We've reached that time when the critics start picking their best and worst shows of 2011. For those which I've awarded prizes to, I have (I hope) also created links to my original reviews...
Best Opera: This is a tie between Glyndebourne's new Die Meistersinger von Nurnberg and the Mariinsky's Die Frau ohne Schatten which came to Edinburgh in August. Gerald Finley and Vladimir Jurowski were the stars of the former, the latter was a genuine company triumph.
Worst Opera: The Coliseum had a generally diabolical year in the first half of 2011, but the worst of the lot was unquestionably Christopher Alden's silent play with music by Benjamin Britten and words by William Shakespeare (in other words the god-awful A Midsummer Night's Dream). Another blogger recently described it as “anathema to loyalists to an Aldeburgh that never was” (boulezian). Never having known Aldeburgh in Britten's time I can only say that it committed the worst crime in my operatic book by being a production totally contrary to the spirit and meaning of the text (and most of the time the music). Running it a close second was the company's almost as awful Lucrezia Borgia the Film.
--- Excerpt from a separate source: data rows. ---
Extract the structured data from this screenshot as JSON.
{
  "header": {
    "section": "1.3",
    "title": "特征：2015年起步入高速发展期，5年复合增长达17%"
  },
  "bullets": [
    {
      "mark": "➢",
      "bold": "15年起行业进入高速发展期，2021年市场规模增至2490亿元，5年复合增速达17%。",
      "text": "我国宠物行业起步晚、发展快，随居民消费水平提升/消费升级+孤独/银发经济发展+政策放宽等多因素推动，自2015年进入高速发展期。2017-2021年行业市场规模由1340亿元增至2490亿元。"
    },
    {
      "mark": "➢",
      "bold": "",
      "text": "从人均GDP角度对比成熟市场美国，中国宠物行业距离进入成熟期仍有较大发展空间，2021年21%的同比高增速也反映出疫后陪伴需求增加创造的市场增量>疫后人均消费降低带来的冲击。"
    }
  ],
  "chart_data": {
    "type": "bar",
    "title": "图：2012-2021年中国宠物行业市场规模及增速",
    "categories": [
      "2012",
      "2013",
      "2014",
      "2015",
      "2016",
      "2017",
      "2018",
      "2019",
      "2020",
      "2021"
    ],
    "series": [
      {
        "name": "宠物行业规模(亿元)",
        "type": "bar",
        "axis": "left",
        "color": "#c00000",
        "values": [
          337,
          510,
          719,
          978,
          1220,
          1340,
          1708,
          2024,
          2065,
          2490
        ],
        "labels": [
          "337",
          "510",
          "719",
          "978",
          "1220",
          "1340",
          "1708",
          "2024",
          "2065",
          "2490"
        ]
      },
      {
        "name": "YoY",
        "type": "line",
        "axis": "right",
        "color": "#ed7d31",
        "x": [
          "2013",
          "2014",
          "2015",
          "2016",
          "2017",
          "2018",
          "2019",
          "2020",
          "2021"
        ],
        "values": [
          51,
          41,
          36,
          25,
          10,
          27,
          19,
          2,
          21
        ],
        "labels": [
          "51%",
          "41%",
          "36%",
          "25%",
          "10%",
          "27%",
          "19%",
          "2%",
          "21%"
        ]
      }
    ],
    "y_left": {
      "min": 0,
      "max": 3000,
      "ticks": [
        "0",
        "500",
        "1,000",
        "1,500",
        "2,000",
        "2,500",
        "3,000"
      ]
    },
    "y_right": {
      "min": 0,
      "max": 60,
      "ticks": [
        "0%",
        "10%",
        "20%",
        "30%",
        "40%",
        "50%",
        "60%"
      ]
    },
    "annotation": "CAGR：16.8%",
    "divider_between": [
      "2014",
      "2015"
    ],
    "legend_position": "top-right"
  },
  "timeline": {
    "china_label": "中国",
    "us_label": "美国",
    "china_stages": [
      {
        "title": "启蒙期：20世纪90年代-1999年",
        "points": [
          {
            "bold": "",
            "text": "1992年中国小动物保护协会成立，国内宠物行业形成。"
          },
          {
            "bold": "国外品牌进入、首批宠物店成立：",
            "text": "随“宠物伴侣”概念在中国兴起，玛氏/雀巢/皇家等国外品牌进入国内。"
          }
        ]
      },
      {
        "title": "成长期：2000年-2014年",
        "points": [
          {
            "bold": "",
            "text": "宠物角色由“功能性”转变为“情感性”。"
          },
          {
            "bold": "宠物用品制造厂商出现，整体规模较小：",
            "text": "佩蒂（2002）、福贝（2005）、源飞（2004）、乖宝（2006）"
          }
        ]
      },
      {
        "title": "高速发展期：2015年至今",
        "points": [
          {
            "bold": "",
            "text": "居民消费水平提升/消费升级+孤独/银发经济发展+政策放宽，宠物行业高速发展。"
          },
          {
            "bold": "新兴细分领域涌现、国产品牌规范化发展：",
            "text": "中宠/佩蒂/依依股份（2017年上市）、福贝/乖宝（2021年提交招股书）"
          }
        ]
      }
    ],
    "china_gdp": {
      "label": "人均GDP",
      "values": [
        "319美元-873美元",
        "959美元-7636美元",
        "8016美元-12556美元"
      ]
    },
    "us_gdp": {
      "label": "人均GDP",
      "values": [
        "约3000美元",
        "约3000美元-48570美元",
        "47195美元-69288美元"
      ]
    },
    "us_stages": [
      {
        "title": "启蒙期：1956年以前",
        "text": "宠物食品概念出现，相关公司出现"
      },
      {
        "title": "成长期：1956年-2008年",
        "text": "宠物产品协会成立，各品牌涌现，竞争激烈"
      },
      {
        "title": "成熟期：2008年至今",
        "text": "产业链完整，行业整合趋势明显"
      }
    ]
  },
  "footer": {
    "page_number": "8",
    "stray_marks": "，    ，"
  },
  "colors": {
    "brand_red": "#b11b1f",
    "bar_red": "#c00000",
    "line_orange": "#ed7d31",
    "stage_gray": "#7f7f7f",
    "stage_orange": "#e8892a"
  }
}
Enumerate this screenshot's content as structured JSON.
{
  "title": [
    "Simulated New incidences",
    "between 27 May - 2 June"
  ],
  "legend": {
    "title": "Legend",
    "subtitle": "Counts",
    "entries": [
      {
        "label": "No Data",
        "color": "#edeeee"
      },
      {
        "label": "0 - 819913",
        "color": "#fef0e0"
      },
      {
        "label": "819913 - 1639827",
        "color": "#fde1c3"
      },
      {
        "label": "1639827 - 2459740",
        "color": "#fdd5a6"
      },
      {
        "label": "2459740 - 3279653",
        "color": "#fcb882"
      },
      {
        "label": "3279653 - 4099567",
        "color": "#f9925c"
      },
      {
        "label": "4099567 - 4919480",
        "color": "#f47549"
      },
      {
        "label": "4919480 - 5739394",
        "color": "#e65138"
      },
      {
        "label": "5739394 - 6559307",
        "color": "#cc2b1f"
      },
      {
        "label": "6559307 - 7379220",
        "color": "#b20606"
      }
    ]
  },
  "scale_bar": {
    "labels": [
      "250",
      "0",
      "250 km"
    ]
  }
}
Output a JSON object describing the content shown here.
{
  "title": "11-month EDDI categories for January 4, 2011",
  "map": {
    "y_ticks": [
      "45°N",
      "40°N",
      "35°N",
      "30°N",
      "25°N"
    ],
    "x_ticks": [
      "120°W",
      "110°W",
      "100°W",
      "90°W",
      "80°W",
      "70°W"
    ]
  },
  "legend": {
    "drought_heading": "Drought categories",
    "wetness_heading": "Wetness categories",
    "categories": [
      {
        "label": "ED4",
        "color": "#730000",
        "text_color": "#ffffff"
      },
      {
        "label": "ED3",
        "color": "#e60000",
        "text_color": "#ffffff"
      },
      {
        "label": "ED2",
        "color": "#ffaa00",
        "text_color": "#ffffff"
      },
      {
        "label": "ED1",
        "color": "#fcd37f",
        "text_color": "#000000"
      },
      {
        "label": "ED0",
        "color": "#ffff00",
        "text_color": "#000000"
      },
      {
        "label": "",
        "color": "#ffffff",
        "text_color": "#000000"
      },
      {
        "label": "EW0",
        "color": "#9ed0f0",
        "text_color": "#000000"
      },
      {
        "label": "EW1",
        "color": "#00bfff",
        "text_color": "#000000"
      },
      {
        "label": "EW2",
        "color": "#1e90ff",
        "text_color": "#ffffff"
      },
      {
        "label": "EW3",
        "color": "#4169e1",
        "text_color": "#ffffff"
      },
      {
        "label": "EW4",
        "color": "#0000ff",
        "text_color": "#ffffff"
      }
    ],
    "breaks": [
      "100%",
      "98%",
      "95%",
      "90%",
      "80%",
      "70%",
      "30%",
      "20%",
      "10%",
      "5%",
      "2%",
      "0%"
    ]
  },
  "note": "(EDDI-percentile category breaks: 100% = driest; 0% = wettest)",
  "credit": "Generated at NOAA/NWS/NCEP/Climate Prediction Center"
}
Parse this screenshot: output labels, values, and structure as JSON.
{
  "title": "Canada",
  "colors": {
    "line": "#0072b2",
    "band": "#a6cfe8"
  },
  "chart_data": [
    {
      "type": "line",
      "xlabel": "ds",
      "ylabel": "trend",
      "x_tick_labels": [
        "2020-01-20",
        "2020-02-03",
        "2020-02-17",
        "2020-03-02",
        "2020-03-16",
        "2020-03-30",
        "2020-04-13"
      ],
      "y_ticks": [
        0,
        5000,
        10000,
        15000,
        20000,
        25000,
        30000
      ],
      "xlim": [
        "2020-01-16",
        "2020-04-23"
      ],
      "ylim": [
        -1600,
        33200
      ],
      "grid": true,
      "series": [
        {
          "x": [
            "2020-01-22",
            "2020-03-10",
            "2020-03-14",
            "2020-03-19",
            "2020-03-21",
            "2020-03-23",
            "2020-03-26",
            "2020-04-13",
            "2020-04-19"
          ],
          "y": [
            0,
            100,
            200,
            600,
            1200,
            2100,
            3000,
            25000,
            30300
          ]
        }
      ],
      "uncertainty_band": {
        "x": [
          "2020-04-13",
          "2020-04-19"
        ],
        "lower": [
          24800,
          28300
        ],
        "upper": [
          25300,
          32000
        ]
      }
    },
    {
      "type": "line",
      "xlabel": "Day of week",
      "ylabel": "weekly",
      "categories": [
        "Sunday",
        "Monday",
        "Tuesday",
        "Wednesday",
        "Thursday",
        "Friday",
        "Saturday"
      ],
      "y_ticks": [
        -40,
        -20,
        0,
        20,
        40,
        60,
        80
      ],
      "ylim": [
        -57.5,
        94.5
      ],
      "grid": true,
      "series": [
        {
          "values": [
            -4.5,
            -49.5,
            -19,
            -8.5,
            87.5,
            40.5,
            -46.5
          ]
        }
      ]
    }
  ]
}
Best Play: 2011 will go down as the year I discovered Arnold Wesker. I was also spellbound by O'Neill's Anna Christie at the Donmar. However, in the end I'm going to give the palm to D.C. Moore's one-act The Swan performed in The Paintframe at the National. A beautifully simple, character driven, superbly acted piece. Life-affirmingly human.
Worst Plays: Nothing this year was in danger of contesting the legendary EIF Three Sisters for the award for worst play a Pollard has ever endured, but there was quite a lot that was dull of which the two I would happily go back in time and retrieve the price of my ticket for and the hours wasted would be the over-hyped Kevin Spacey Richard III (no comparison to the recent RSC History Cycle performance) and the tedious adaptation of The Wind-Up Bird Chronicle in Edinburgh.
Best Concert: Simply no contest here. Louis Lortie's performance of Liszt's complete Annees de Pelerinage at the Snape Maltings. Extraordinary and unforgettable.
Best Musical: No award. The Sheffield production of Company came closest. London Road was also notable, but not quite sufficiently.
Worst Musical: The Southwark Playhouse revival of Company.
What am I looking forward to in 2012: Berlioz's Les Troyens at the Royal Opera; Jonathan Pryce as King Lear at the Almeida.